If You Must Know (Potomac Point #1)(2)



“Well, you know men. They want to provide.”

I’d always suspected his relentless drive to prove himself sprang from his mom’s abandonment. No one would call Lyle easy to live with, but my heart ached whenever I thought of the cruelty he suffered in childhood. If healing that wound required me to tiptoe around his feelings or defer to his whims now and then, I would do so happily. He’d taken the leap of trust that I would not leave him like his mother had, so he deserved my devotion.

“He’s excited about getting an inside line on some condo development in South Florida. Apparently it’s a ‘booming’ market. I hope we don’t have to move there, though. I grew up here in Potomac Point, and my mom’s recently widowed and . . . Oh, I don’t know. I have torn loyalties, I suppose.” I suspected Hannah had lost interest in my rambling, so I stopped.

“Well, good luck to you.” She wiped up the whipped cream spatter on the counter.

“Thank you.” A bell jingled behind me, and I turned to greet two other women who’d entered the shop. “Hello, Barb. How are you?”

Barb lived on my block. Divorced after five years of marriage, she and her ex-husband, Lenny, shared one preschooler, Collin. She’d kept the house, while Lenny had moved closer to Baltimore and saw his son only every other weekend.

“Hey, Amanda.” Barb smiled. “This is my friend Sandy Bello. Sandy, this is Amanda Foster, my neighbor and Collin’s nursery school teacher.”

“Nice to meet you.” I shook Sandy’s hand, but my thoughts ran to little Collin and the extra attention I’d been giving him while he adjusted to his new family dynamic.

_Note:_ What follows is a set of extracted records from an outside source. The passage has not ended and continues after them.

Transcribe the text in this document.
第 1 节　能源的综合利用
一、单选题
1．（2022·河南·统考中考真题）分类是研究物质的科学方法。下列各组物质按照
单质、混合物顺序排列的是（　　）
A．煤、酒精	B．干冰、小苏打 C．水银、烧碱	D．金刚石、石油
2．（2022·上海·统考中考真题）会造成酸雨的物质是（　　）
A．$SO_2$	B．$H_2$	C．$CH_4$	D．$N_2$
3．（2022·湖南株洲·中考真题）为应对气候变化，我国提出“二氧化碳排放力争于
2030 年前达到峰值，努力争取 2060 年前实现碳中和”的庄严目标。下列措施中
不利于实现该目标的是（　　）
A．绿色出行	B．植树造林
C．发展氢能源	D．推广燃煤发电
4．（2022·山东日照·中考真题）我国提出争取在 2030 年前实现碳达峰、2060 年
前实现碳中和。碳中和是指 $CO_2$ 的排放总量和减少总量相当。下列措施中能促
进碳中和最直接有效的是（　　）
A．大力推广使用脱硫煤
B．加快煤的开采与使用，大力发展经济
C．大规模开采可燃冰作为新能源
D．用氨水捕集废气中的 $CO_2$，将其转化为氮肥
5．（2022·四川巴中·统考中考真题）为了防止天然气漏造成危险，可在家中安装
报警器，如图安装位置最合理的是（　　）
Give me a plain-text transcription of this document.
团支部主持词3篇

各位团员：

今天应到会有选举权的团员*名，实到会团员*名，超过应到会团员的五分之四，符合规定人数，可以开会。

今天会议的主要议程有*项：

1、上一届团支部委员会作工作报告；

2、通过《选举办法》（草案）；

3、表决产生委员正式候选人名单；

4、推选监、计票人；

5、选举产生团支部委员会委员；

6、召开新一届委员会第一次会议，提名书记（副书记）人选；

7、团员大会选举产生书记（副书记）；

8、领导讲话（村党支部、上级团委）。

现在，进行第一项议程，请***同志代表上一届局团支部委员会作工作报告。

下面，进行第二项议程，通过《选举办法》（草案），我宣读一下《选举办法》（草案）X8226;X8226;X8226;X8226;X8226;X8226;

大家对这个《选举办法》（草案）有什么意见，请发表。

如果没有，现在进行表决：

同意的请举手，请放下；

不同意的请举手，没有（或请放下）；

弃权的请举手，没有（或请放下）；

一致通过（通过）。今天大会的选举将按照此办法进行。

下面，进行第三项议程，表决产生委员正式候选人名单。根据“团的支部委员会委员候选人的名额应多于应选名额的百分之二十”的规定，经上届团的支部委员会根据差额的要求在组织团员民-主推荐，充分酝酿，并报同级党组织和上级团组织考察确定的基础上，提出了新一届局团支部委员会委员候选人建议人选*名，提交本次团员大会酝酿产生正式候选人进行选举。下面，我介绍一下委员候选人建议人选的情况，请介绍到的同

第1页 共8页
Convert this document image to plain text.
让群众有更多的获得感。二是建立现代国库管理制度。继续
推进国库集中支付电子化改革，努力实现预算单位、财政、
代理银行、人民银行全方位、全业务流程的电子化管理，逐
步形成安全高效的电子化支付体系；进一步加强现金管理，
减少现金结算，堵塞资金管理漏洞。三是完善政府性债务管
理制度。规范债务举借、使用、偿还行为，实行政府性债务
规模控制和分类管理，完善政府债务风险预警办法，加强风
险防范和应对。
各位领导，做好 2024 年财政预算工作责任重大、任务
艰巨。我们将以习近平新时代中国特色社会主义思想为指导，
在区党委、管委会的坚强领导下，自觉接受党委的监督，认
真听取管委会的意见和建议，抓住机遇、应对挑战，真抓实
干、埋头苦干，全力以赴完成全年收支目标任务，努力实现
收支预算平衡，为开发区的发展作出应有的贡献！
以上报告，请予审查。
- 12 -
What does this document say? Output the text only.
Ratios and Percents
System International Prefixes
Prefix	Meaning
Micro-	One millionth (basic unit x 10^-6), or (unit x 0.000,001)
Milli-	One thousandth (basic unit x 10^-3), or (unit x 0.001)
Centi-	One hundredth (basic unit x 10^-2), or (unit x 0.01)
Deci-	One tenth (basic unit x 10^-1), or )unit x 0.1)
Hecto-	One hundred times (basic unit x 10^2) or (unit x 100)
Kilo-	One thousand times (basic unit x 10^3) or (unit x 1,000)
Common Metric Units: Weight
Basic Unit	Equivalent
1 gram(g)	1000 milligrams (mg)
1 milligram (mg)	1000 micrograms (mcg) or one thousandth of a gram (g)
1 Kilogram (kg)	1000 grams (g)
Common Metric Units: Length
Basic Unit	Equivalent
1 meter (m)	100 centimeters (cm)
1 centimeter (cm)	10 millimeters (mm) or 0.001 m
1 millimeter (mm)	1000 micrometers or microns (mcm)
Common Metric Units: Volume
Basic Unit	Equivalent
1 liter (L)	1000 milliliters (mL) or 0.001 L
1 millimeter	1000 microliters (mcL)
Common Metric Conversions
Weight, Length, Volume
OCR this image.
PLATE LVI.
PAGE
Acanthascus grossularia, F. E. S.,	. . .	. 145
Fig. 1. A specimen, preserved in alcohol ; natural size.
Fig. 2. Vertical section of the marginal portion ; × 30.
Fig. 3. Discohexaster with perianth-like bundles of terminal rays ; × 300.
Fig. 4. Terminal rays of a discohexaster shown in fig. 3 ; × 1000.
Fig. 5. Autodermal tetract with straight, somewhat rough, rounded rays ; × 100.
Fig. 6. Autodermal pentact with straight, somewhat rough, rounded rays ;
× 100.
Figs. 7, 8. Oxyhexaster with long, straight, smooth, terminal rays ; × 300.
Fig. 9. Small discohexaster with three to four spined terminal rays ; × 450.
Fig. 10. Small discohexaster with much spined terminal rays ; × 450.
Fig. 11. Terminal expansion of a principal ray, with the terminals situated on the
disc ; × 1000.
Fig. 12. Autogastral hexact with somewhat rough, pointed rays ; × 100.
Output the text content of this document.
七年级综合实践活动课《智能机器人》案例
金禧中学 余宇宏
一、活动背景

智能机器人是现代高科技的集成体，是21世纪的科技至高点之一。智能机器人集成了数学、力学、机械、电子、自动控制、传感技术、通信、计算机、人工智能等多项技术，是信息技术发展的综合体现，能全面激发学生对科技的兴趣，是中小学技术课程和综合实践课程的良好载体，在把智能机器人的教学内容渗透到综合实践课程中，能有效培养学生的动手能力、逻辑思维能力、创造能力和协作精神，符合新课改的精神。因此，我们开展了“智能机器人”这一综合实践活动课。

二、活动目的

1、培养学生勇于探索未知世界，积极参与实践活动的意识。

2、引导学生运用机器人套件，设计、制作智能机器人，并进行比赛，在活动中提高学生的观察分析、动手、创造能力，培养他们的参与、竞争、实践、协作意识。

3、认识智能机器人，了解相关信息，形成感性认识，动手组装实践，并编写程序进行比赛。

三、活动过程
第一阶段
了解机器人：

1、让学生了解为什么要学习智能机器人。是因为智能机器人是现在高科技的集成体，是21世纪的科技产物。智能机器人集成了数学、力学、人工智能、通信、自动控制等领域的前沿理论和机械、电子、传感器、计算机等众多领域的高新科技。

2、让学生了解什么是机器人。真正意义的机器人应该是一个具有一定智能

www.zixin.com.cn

He was not my first or only student facing that confusing upheaval. Some kids handled it better than others.

While Collin still struggled, Barb’s mood had improved since her divorce. In fact, at the moment, she and Sandy shone with the contentment that comes from true friendship. I recognized that look from the faces of a lot of the young moms who made playdates for their kids and spa dates for themselves.

In my experience, the young moms tended to view us teachers as “other.” Granted, I did know embarrassing truths about many of them. Kids overshare in the cutest ways. But soon I’d be invited into that circle of women, or at least I hoped so. I could use the support as I waded into motherhood, because my two best friends from high school both relocated to other states after college and we’d fallen out of touch. As something of an introvert, I enjoyed cordial relationships with my coworkers, but we never shared intimacies. My sister was still single and childless—unless you counted her cute little dog, Mo—so she couldn’t commiserate with the ups and downs of marriage and pregnancy. Besides, Erin had never had much patience for the things that worried me.

Barb placed a palm to her cheek. “I don’t know how you handle all those toddlers at once. I’d go crazy.”

“Well, it’s only three mornings each week, so I get plenty of time to recharge.” I smiled, accustomed to these types of comments, though they always surprised me. Kids’ brutal honesty beat any comic’s jokes, and who could ever get enough sticky-fingered hugs?

When Barb didn’t invite me to join them, I said, “Don’t let me keep you. Order up. I can vouch for the cookies.” I waved the remains of mine and then took a seat at the smallest café table—my favorite despite its wobbly leg. Shellacked postcards from exotic destinations like Tanzania, Brazil, and Alaska decorated its buttercup-yellow tabletop. I’d yet to ask Hannah if she’d been to these places or if she’d merely bought the table from someone else—I didn’t believe in prying into people’s personal lives without invitation. In today’s social media–driven society, privacy was a treasured currency.

I scrolled through my phone. Nothing from Lyle since his late-night text. He’d asked me not to interrupt him during business hours, but we’d never gone a whole day without speaking. As soon as I got home, I’d call to make sure everything was okay.

The overhead speakers pumped out the twangy sound of Iron & Wine’s “What Hurts Worse,” a song I recognized only because my dad and Erin were music aficionados. One of many interests they’d shared. For my first four years of life, I’d been my dad’s “little star.” But then Erin was born, and by the time she turned three, she’d become his sun.

I traced the lumpy edge of the postcard from Brazil, one of many countries I hoped to visit. I’d almost spent a semester in London during my junior year of college, but then Erin had wrapped our dad around her finger, like always. After she’d graduated from high school—with no plans to attend college—she convinced him to underwrite her backpacking adventure through Europe to get a “real world” education.

Poof . . . another of my plans upended by her.

She hadn’t meant to screw up my dream. She wasn’t mean-spirited, just high-spirited. And it had been only fair of Dad to give her that money when he’d been helping with my and our brother Kevin’s tuition. But if Erin had shared her intentions sooner, I would’ve worked a second summer job to save enough money to afford the semester abroad.

Then again, expecting Erin to plan anything in advance was pointless. She woke up every day and made random decisions, then strung those days together one by one and called it a life. I spent more time worrying for her future than she did, but the only person from whom she’d ever tolerated any advice is our father. Was . . . was our father.